Boris Boosters’ Budget Blooper

The London Evening Standard, aka London Daily Bozza, clearly has a close relationship with more than one Tory, as they were privy to an early briefing on the Budget statement to be announced to Parliament by the Rt Hon Gideon George Oliver Osborne, heir to the seventeenth Baronet. This was not initially a problem, provided they did not go to press before he had spoken.

That the Chancellor is the first to speak his own words sounds like a statement of the obvious, and the precedent, along with its result, is well known: before giving his autumn statement in 1947, Hugh Dalton chatted with a journalist who then got the information into print before the speech had been completed, and while the Stock Exchange was still open. He was required to resign as a result.

And the behaviour of the press has recently been sympathetic, as Piers “Morgan” Moron recalled earlier today. The then Daily Mirror editor was leaked Ken Clarke’s November 1996 Budget statement more or less in toto, but handed it back. Moron’s fellow editors mostly said they’d have run with it, although they may have had a later problem with the courage-reality continuum.

So what of the Standard?
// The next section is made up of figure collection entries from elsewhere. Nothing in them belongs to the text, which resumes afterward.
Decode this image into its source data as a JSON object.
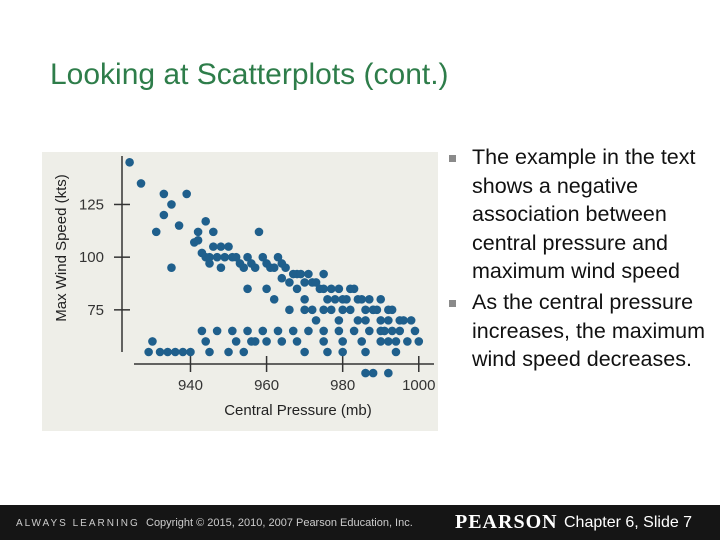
{
  "title": "Looking at Scatterplots (cont.)",
  "bullets": [
    "The example in the text shows a negative association between central pressure and maximum wind speed",
    "As the central pressure increases, the maximum wind speed decreases."
  ],
  "chart_data": {
    "type": "scatter",
    "xlabel": "Central Pressure (mb)",
    "ylabel": "Max Wind Speed (kts)",
    "x_ticks": [
      940,
      960,
      980,
      1000
    ],
    "y_ticks": [
      75,
      100,
      125
    ],
    "xlim": [
      922,
      1004
    ],
    "ylim": [
      55,
      148
    ],
    "point_color": "#1f5f8c",
    "series": [
      {
        "points": [
          [
            924,
            145
          ],
          [
            927,
            135
          ],
          [
            931,
            112
          ],
          [
            933,
            130
          ],
          [
            933,
            120
          ],
          [
            935,
            125
          ],
          [
            937,
            115
          ],
          [
            939,
            130
          ],
          [
            941,
            107
          ],
          [
            942,
            112
          ],
          [
            942,
            108
          ],
          [
            943,
            102
          ],
          [
            944,
            117
          ],
          [
            944,
            100
          ],
          [
            945,
            97
          ],
          [
            946,
            112
          ],
          [
            946,
            105
          ],
          [
            947,
            100
          ],
          [
            948,
            105
          ],
          [
            949,
            100
          ],
          [
            950,
            105
          ],
          [
            951,
            100
          ],
          [
            952,
            100
          ],
          [
            953,
            97
          ],
          [
            954,
            95
          ],
          [
            955,
            100
          ],
          [
            956,
            97
          ],
          [
            957,
            95
          ],
          [
            958,
            112
          ],
          [
            959,
            100
          ],
          [
            960,
            97
          ],
          [
            961,
            95
          ],
          [
            962,
            95
          ],
          [
            963,
            100
          ],
          [
            964,
            97
          ],
          [
            965,
            95
          ],
          [
            966,
            88
          ],
          [
            967,
            92
          ],
          [
            968,
            92
          ],
          [
            969,
            92
          ],
          [
            970,
            88
          ],
          [
            971,
            92
          ],
          [
            972,
            88
          ],
          [
            973,
            88
          ],
          [
            974,
            85
          ],
          [
            975,
            92
          ],
          [
            975,
            85
          ],
          [
            976,
            80
          ],
          [
            977,
            85
          ],
          [
            978,
            80
          ],
          [
            979,
            85
          ],
          [
            980,
            80
          ],
          [
            981,
            80
          ],
          [
            982,
            85
          ],
          [
            983,
            85
          ],
          [
            984,
            80
          ],
          [
            985,
            80
          ],
          [
            986,
            75
          ],
          [
            987,
            80
          ],
          [
            988,
            75
          ],
          [
            989,
            75
          ],
          [
            990,
            80
          ],
          [
            992,
            75
          ],
          [
            993,
            75
          ],
          [
            995,
            70
          ],
          [
            996,
            70
          ],
          [
            1000,
            60
          ],
          [
            930,
            60
          ],
          [
            945,
            100
          ],
          [
            935,
            95
          ],
          [
            948,
            95
          ],
          [
            955,
            85
          ],
          [
            960,
            85
          ],
          [
            962,
            80
          ],
          [
            964,
            90
          ],
          [
            968,
            85
          ],
          [
            970,
            80
          ],
          [
            972,
            75
          ],
          [
            973,
            70
          ],
          [
            975,
            75
          ],
          [
            977,
            75
          ],
          [
            979,
            70
          ],
          [
            980,
            75
          ],
          [
            982,
            75
          ],
          [
            984,
            70
          ],
          [
            986,
            70
          ],
          [
            988,
            75
          ],
          [
            990,
            70
          ],
          [
            990,
            65
          ],
          [
            992,
            70
          ],
          [
            993,
            65
          ],
          [
            994,
            60
          ],
          [
            997,
            60
          ],
          [
            998,
            70
          ],
          [
            985,
            60
          ],
          [
            980,
            60
          ],
          [
            970,
            75
          ],
          [
            966,
            75
          ],
          [
            957,
            60
          ],
          [
            944,
            60
          ],
          [
            952,
            60
          ],
          [
            975,
            60
          ],
          [
            988,
            45
          ],
          [
            992,
            45
          ],
          [
            986,
            45
          ],
          [
            992,
            60
          ],
          [
            990,
            60
          ],
          [
            994,
            55
          ],
          [
            986,
            55
          ],
          [
            980,
            55
          ],
          [
            976,
            55
          ],
          [
            970,
            55
          ],
          [
            968,
            60
          ],
          [
            964,
            60
          ],
          [
            960,
            60
          ],
          [
            956,
            60
          ],
          [
            954,
            55
          ],
          [
            950,
            55
          ],
          [
            945,
            55
          ],
          [
            940,
            55
          ],
          [
            938,
            55
          ],
          [
            936,
            55
          ],
          [
            934,
            55
          ],
          [
            932,
            55
          ],
          [
            929,
            55
          ],
          [
            943,
            65
          ],
          [
            947,
            65
          ],
          [
            951,
            65
          ],
          [
            955,
            65
          ],
          [
            959,
            65
          ],
          [
            963,
            65
          ],
          [
            967,
            65
          ],
          [
            971,
            65
          ],
          [
            975,
            65
          ],
          [
            979,
            65
          ],
          [
            983,
            65
          ],
          [
            987,
            65
          ],
          [
            991,
            65
          ],
          [
            995,
            65
          ],
          [
            999,
            65
          ]
        ]
      }
    ]
  },
  "footer": {
    "tagline": "ALWAYS LEARNING",
    "copyright": "Copyright © 2015, 2010, 2007 Pearson Education, Inc.",
    "logo": "PEARSON",
    "slide_label": "Chapter 6, Slide 7"
  }
}
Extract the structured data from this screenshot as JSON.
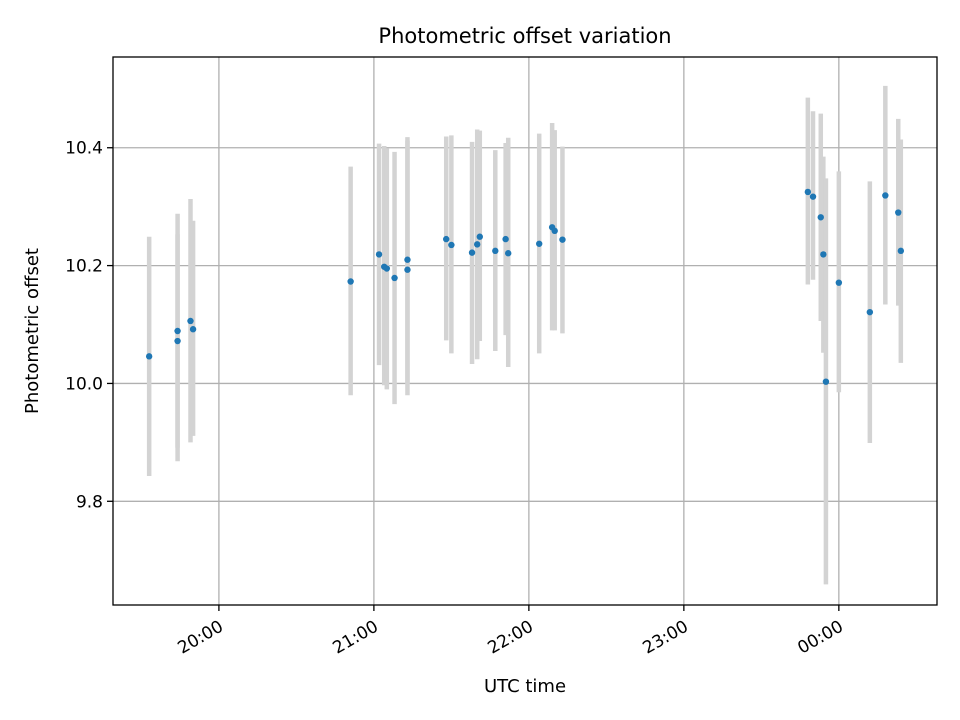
{
  "chart_data": {
    "type": "scatter",
    "title": "Photometric offset variation",
    "xlabel": "UTC time",
    "ylabel": "Photometric offset",
    "xlim": [
      "19:19",
      "00:38"
    ],
    "ylim": [
      9.624,
      10.554
    ],
    "x_ticks": [
      "20:00",
      "21:00",
      "22:00",
      "23:00",
      "00:00"
    ],
    "y_ticks": [
      9.8,
      10.0,
      10.2,
      10.4
    ],
    "grid": true,
    "colors": {
      "point": "#1f77b4",
      "errorbar": "#d3d3d3",
      "grid": "#b0b0b0"
    },
    "points": [
      {
        "t": "19:33",
        "y": 10.046,
        "lo": 9.843,
        "hi": 10.249
      },
      {
        "t": "19:44",
        "y": 10.089,
        "lo": 9.868,
        "hi": 10.288
      },
      {
        "t": "19:44",
        "y": 10.072,
        "lo": 9.891,
        "hi": 10.253
      },
      {
        "t": "19:49",
        "y": 10.106,
        "lo": 9.9,
        "hi": 10.313
      },
      {
        "t": "19:50",
        "y": 10.092,
        "lo": 9.911,
        "hi": 10.276
      },
      {
        "t": "20:51",
        "y": 10.173,
        "lo": 9.98,
        "hi": 10.368
      },
      {
        "t": "21:02",
        "y": 10.219,
        "lo": 10.031,
        "hi": 10.407
      },
      {
        "t": "21:04",
        "y": 10.198,
        "lo": 9.997,
        "hi": 10.403
      },
      {
        "t": "21:05",
        "y": 10.195,
        "lo": 9.99,
        "hi": 10.399
      },
      {
        "t": "21:08",
        "y": 10.179,
        "lo": 9.965,
        "hi": 10.393
      },
      {
        "t": "21:13",
        "y": 10.21,
        "lo": 10.0,
        "hi": 10.418
      },
      {
        "t": "21:13",
        "y": 10.193,
        "lo": 9.98,
        "hi": 10.412
      },
      {
        "t": "21:28",
        "y": 10.245,
        "lo": 10.073,
        "hi": 10.419
      },
      {
        "t": "21:30",
        "y": 10.235,
        "lo": 10.051,
        "hi": 10.421
      },
      {
        "t": "21:38",
        "y": 10.222,
        "lo": 10.033,
        "hi": 10.41
      },
      {
        "t": "21:40",
        "y": 10.236,
        "lo": 10.041,
        "hi": 10.431
      },
      {
        "t": "21:41",
        "y": 10.249,
        "lo": 10.072,
        "hi": 10.429
      },
      {
        "t": "21:47",
        "y": 10.225,
        "lo": 10.055,
        "hi": 10.396
      },
      {
        "t": "21:51",
        "y": 10.245,
        "lo": 10.082,
        "hi": 10.408
      },
      {
        "t": "21:52",
        "y": 10.221,
        "lo": 10.028,
        "hi": 10.417
      },
      {
        "t": "22:04",
        "y": 10.237,
        "lo": 10.051,
        "hi": 10.424
      },
      {
        "t": "22:09",
        "y": 10.265,
        "lo": 10.09,
        "hi": 10.442
      },
      {
        "t": "22:10",
        "y": 10.259,
        "lo": 10.09,
        "hi": 10.43
      },
      {
        "t": "22:13",
        "y": 10.244,
        "lo": 10.085,
        "hi": 10.402
      },
      {
        "t": "23:48",
        "y": 10.325,
        "lo": 10.168,
        "hi": 10.485
      },
      {
        "t": "23:50",
        "y": 10.317,
        "lo": 10.176,
        "hi": 10.462
      },
      {
        "t": "23:53",
        "y": 10.282,
        "lo": 10.106,
        "hi": 10.458
      },
      {
        "t": "23:54",
        "y": 10.219,
        "lo": 10.052,
        "hi": 10.385
      },
      {
        "t": "23:55",
        "y": 10.003,
        "lo": 9.659,
        "hi": 10.348
      },
      {
        "t": "00:00",
        "y": 10.171,
        "lo": 9.985,
        "hi": 10.36
      },
      {
        "t": "00:12",
        "y": 10.121,
        "lo": 9.899,
        "hi": 10.343
      },
      {
        "t": "00:18",
        "y": 10.319,
        "lo": 10.134,
        "hi": 10.505
      },
      {
        "t": "00:23",
        "y": 10.29,
        "lo": 10.132,
        "hi": 10.449
      },
      {
        "t": "00:24",
        "y": 10.225,
        "lo": 10.035,
        "hi": 10.414
      }
    ]
  }
}
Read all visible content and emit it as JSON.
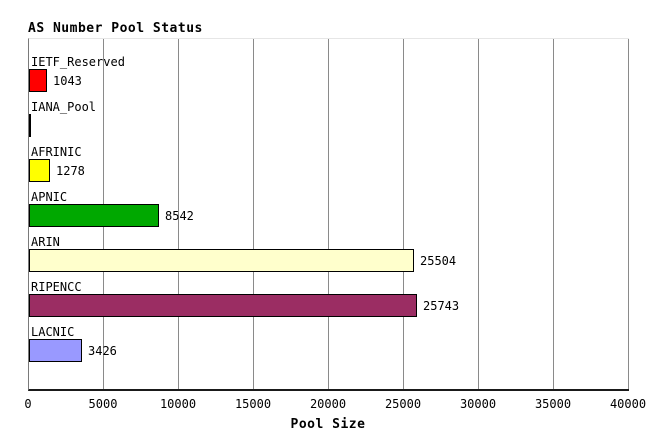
{
  "chart_data": {
    "type": "bar",
    "orientation": "horizontal",
    "title": "AS Number Pool Status",
    "xlabel": "Pool Size",
    "xlim": [
      0,
      40000
    ],
    "grid": "vertical-on",
    "legend": "none",
    "xticks": [
      "0",
      "5000",
      "10000",
      "15000",
      "20000",
      "25000",
      "30000",
      "35000",
      "40000"
    ],
    "categories": [
      "IETF_Reserved",
      "IANA_Pool",
      "AFRINIC",
      "APNIC",
      "ARIN",
      "RIPENCC",
      "LACNIC"
    ],
    "values": [
      1043,
      0,
      1278,
      8542,
      25504,
      25743,
      3426
    ],
    "bars": [
      {
        "label": "IETF_Reserved",
        "value": 1043,
        "value_label": "1043",
        "color": "#ff0000"
      },
      {
        "label": "IANA_Pool",
        "value": 0,
        "value_label": "",
        "color": "#ffffff"
      },
      {
        "label": "AFRINIC",
        "value": 1278,
        "value_label": "1278",
        "color": "#ffff00"
      },
      {
        "label": "APNIC",
        "value": 8542,
        "value_label": "8542",
        "color": "#00a800"
      },
      {
        "label": "ARIN",
        "value": 25504,
        "value_label": "25504",
        "color": "#ffffcc"
      },
      {
        "label": "RIPENCC",
        "value": 25743,
        "value_label": "25743",
        "color": "#9b2d63"
      },
      {
        "label": "LACNIC",
        "value": 3426,
        "value_label": "3426",
        "color": "#9999ff"
      }
    ]
  },
  "colors": {
    "gridline": "#8a8a8a",
    "axis": "#1a1a1a",
    "bar_border": "#000000",
    "background": "#ffffff",
    "text": "#000000"
  }
}
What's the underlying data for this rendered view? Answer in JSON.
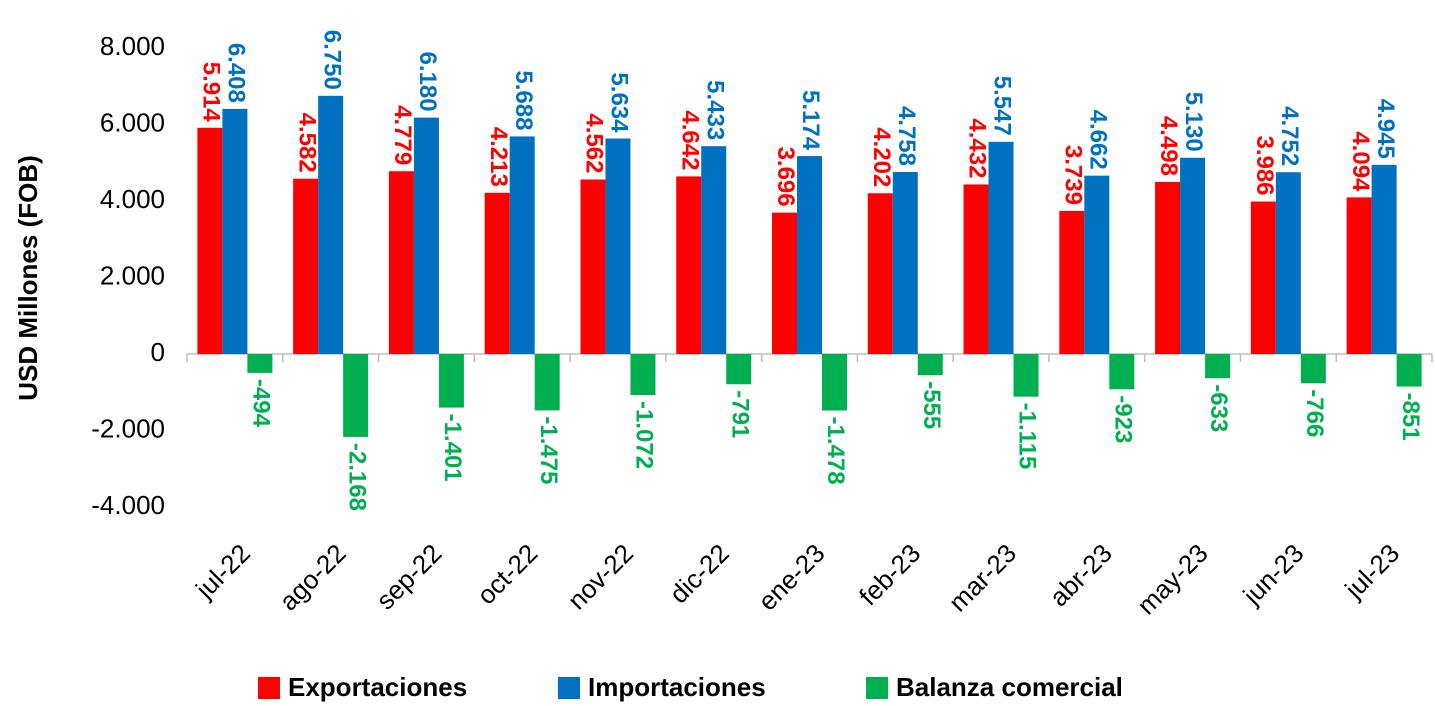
{
  "chart_data": {
    "type": "bar",
    "y_label": "USD Millones (FOB)",
    "categories": [
      "jul-22",
      "ago-22",
      "sep-22",
      "oct-22",
      "nov-22",
      "dic-22",
      "ene-23",
      "feb-23",
      "mar-23",
      "abr-23",
      "may-23",
      "jun-23",
      "jul-23"
    ],
    "series": [
      {
        "name": "Exportaciones",
        "color": "#ff0000",
        "values": [
          5914,
          4582,
          4779,
          4213,
          4562,
          4642,
          3696,
          4202,
          4432,
          3739,
          4498,
          3986,
          4094
        ],
        "value_labels": [
          "5.914",
          "4.582",
          "4.779",
          "4.213",
          "4.562",
          "4.642",
          "3.696",
          "4.202",
          "4.432",
          "3.739",
          "4.498",
          "3.986",
          "4.094"
        ]
      },
      {
        "name": "Importaciones",
        "color": "#0070c0",
        "values": [
          6408,
          6750,
          6180,
          5688,
          5634,
          5433,
          5174,
          4758,
          5547,
          4662,
          5130,
          4752,
          4945
        ],
        "value_labels": [
          "6.408",
          "6.750",
          "6.180",
          "5.688",
          "5.634",
          "5.433",
          "5.174",
          "4.758",
          "5.547",
          "4.662",
          "5.130",
          "4.752",
          "4.945"
        ]
      },
      {
        "name": "Balanza comercial",
        "color": "#00b050",
        "values": [
          -494,
          -2168,
          -1401,
          -1475,
          -1072,
          -791,
          -1478,
          -555,
          -1115,
          -923,
          -633,
          -766,
          -851
        ],
        "value_labels": [
          "-494",
          "-2.168",
          "-1.401",
          "-1.475",
          "-1.072",
          "-791",
          "-1.478",
          "-555",
          "-1.115",
          "-923",
          "-633",
          "-766",
          "-851"
        ]
      }
    ],
    "ylim": [
      -4000,
      8000
    ],
    "yticks": [
      {
        "value": -4000,
        "label": "-4.000"
      },
      {
        "value": -2000,
        "label": "-2.000"
      },
      0,
      {
        "value": 2000,
        "label": "2.000"
      },
      {
        "value": 4000,
        "label": "4.000"
      },
      {
        "value": 6000,
        "label": "6.000"
      },
      {
        "value": 8000,
        "label": "8.000"
      }
    ],
    "grid": false,
    "legend": "bottom"
  }
}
To the evident delight of Mil The Younger and his shadow Chancellor “Auguste” Balls, an unnamed staffer there Tweeted the news and the Labour front bench knew what Osborne was going to say before he had even considered standing up. And if there were red faces on the Government benches, this was as nothing to the mood at the Standard.

Political Editor Joe Murphy took to Twitter to strike a suitably contrite note: “I wish to apologise for a very serious mistake by the Evening Standard earlier which resulted in our front page being Tweeted ... We are so sorry to the House of Commons, to the Speaker and to the Chancellor for what happened. We shall be apologising to them”. Well, that’s what you get with pre-briefing.


And not everyone responded to the leak news in sombre terms: Pa Broon’s former spinner Charlie Whelan – the one who had to go after himself leaking information – responded with “Don’t worry @joemurphylondon they won’t lock you in the Tower for leaking [the] budget. I used to do it all the time!” Which of Brown’s early budgets he is talking about is not mentioned.

Meanwhile, the unfortunate young hack who maybe inadvertently clicked prematurely has been suspended, as Standard editor Sarah Sands (whose appointment met with Bozza’s approval) explained “We have immediately reviewed our procedures. We are devastated that an embargo was breached and offer our heartfelt apologies”.

Lighten up, Standard people. Stuff happens.